Disclaimer: Perform all work at your own risk, I am not responsible for you messing up your car. If you do not feel up to the task, STOP and go grab some help!
Spark plug changes on the MKV are easy. No plug wires to mess around with and the plugs are right within your reach with a few tools. I’d go as far to say that removing the engine cover is probably the hardest thing you’ll have to do… Ominous? Perhaps, but if have never removed the OEM one yourself, you’ll see why. If you have an aftermarket intake, congrats! The hard part is over and it’s easy cruising for you. Now here we go!
5/8″ Spark plug socket
Socket extension or two
T20 torx driver
4 spark plugs of your choice ( I used OEM for this)
1 or 2 zip ties – not really necessary but is saves a LOT of time – might as well get them
Antiseize – I don’t use it but I tend to check my plugs from time to time. It might be worth it if you live in a state where condensation in the coil packs might be a problem.
Step 1: Remove the stock intake/cover. Skip to Step 2 if you have an aftermarket intake.
Gather all your tools. Take your T20 torx screwdriver and remove the two screws on each side of the inlet
Here’s the other one:
The tube will just separate from the inlet. Don’t lose the two clips that the screws thread into. If you do happen to lose them, they are cheap to pick up from any parts store. Apparently they are called U Nuts. Speednuts are another name for them.
Then unclip the turbo inlet tube from the intake cover. Don’t forget to unclip the maf sensor harness as well.
Here comes the hard part: pull up hard on the engine cover. Be especially careful around the plastic by the oil filler. It is very thin and will crack. Mine is already cracked there. Pull up one corner at a time. It’s easier if you from the bottom left and go counter clockwise from there. If it has never been removed, it will be very difficult. Prepare to curse the guy who designed it. There are four rubber grommets on which the cover sits. After removing them, add a thin layer of grease to ease the removal next time. If the grommets pop off, they just fit right back into the engine cover.

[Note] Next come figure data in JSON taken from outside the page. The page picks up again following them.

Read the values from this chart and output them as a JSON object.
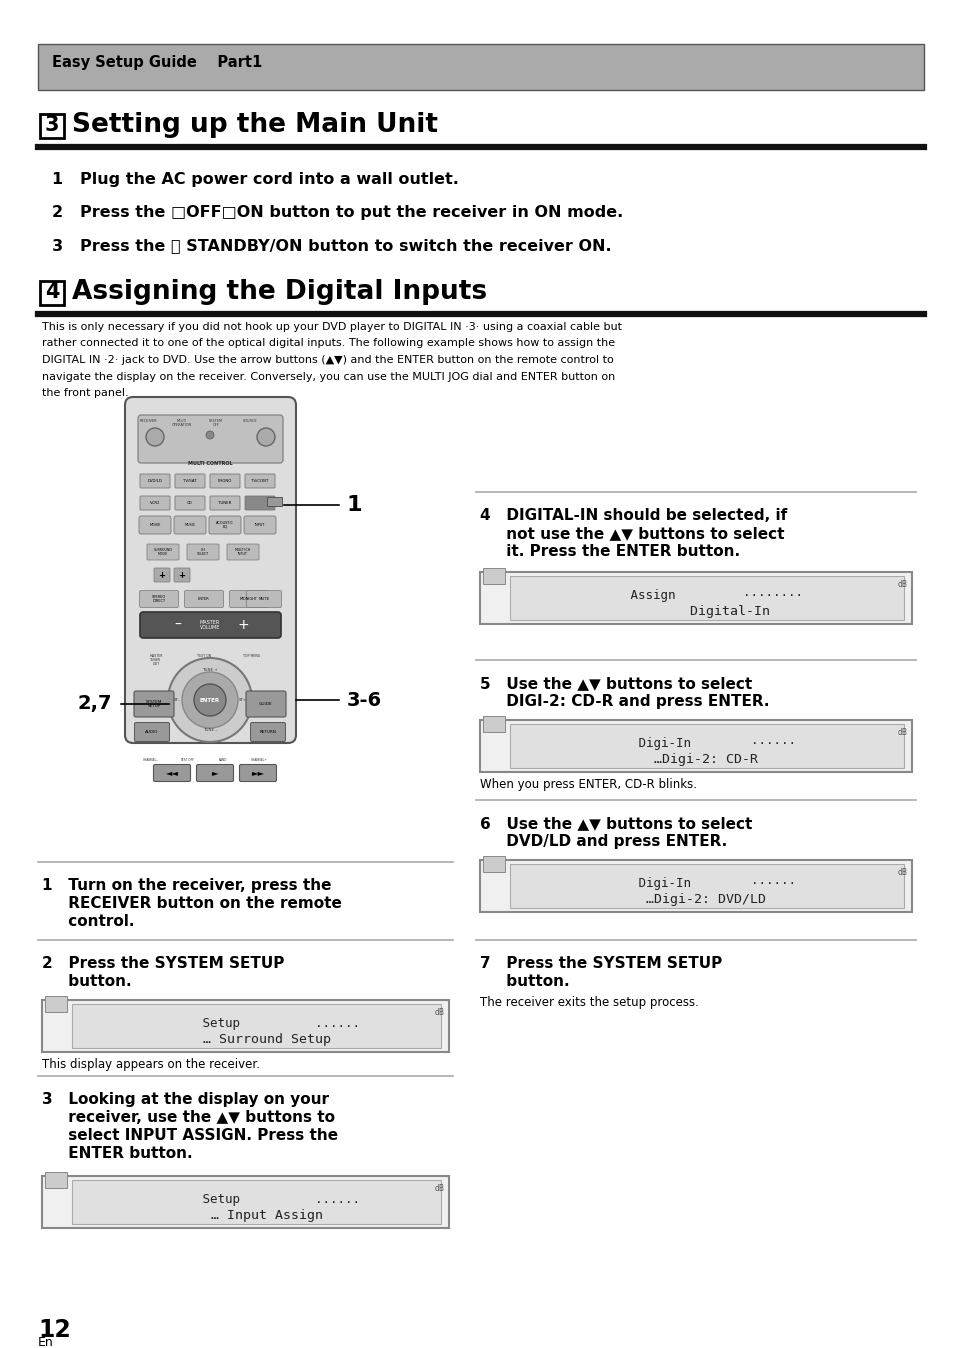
{
  "page_bg": "#ffffff",
  "header_bg": "#aaaaaa",
  "header_text": "Easy Setup Guide    Part1",
  "section3_num": "3",
  "section3_title": " Setting up the Main Unit",
  "section4_num": "4",
  "section4_title": " Assigning the Digital Inputs",
  "step1_text": "1   Plug the AC power cord into a wall outlet.",
  "step2_text": "2   Press the □OFF□ON button to put the receiver in ON mode.",
  "step3_text": "3   Press the ⏻ STANDBY/ON button to switch the receiver ON.",
  "body_line1": "This is only necessary if you did not hook up your DVD player to DIGITAL IN ·3· using a coaxial cable but",
  "body_line2": "rather connected it to one of the optical digital inputs. The following example shows how to assign the",
  "body_line3": "DIGITAL IN ·2· jack to DVD. Use the arrow buttons (▲▼) and the ENTER button on the remote control to",
  "body_line4": "navigate the display on the receiver. Conversely, you can use the MULTI JOG dial and ENTER button on",
  "body_line5": "the front panel.",
  "left_step1_line1": "1   Turn on the receiver, press the",
  "left_step1_line2": "     RECEIVER button on the remote",
  "left_step1_line3": "     control.",
  "left_step2_line1": "2   Press the SYSTEM SETUP",
  "left_step2_line2": "     button.",
  "left_step2_disp1": "       Setup          ......",
  "left_step2_disp2": "   … Surround Setup",
  "left_step2_caption": "This display appears on the receiver.",
  "left_step3_line1": "3   Looking at the display on your",
  "left_step3_line2": "     receiver, use the ▲▼ buttons to",
  "left_step3_line3": "     select INPUT ASSIGN. Press the",
  "left_step3_line4": "     ENTER button.",
  "left_step3_disp1": "       Setup          ......",
  "left_step3_disp2": "   … Input Assign",
  "right_step4_line1": "4   DIGITAL-IN should be selected, if",
  "right_step4_line2": "     not use the ▲▼ buttons to select",
  "right_step4_line3": "     it. Press the ENTER button.",
  "right_step4_disp1": "   Assign         ········",
  "right_step4_disp2": "      Digital-In",
  "right_step5_line1": "5   Use the ▲▼ buttons to select",
  "right_step5_line2": "     DIGI-2: CD-R and press ENTER.",
  "right_step5_disp1": "   Digi-In        ······",
  "right_step5_disp2": "…Digi-2: CD-R",
  "right_step5_caption": "When you press ENTER, CD-R blinks.",
  "right_step6_line1": "6   Use the ▲▼ buttons to select",
  "right_step6_line2": "     DVD/LD and press ENTER.",
  "right_step6_disp1": "   Digi-In        ······",
  "right_step6_disp2": "…Digi-2: DVD/LD",
  "right_step7_line1": "7   Press the SYSTEM SETUP",
  "right_step7_line2": "     button.",
  "right_step7_caption": "The receiver exits the setup process.",
  "page_num": "12",
  "page_sub": "En"
}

Once you have removed the engine cover, congratulate yourself and marvel at your bare engine. If you look closely, you can see that one of the grommets fell out.
Step 2: Remove wiring harness, coil packs and spark plugs
Press down on the clips that hold the coil packs in. Push the harness in at first to help release the clips. You’ll know when the clip has let go because it’ll click. It might take a little strength to pull the harness out of the coil pack because they have a gasket seal. Be careful not to damage the harness. Pull all four connectors off the coil.
Next pull off coil packs. I suggest using zip ties. It makes it a whole lot less time consuming. Use one or two loops and pull up. Set the coils aside.
Pull out the spark plugs next. Use the socket wrench with extension to loosen them and then thread them out by hand.
Step 3: Install New Plugs
If you’re using antiseize, place a tiny amount on the spark plug thread. A little goes a long way. Place the new plug in the spark plug socket and slowly lower in the hole. Turn the new plug counter clockwise by hand until you feel where the thread begins. Then hand tighten clockwise. Snug them up but do not torque them down yet. Install all four this way. Take out your torque wrench and torque down the plugs to 20-25 NM. I think the spec is 25NM in the service manual. Another DIY states 20 NM.
Step 4: Replace everything you removed
You are now practically done. Replace everything you removed.
Reinstall the coilpacks and make sure they are snug.
Reconnect the harness to each coil pack. It should click, indicating that the clip has locked into place.
Make sure all four rubber grommets are attached to the engine cover and push down until they lock into place.
Re-attach the inlet to the cover and replace the T20 screws. Plug in your maf as well.
Verify that all your tools are out of the engine bay and you’re done!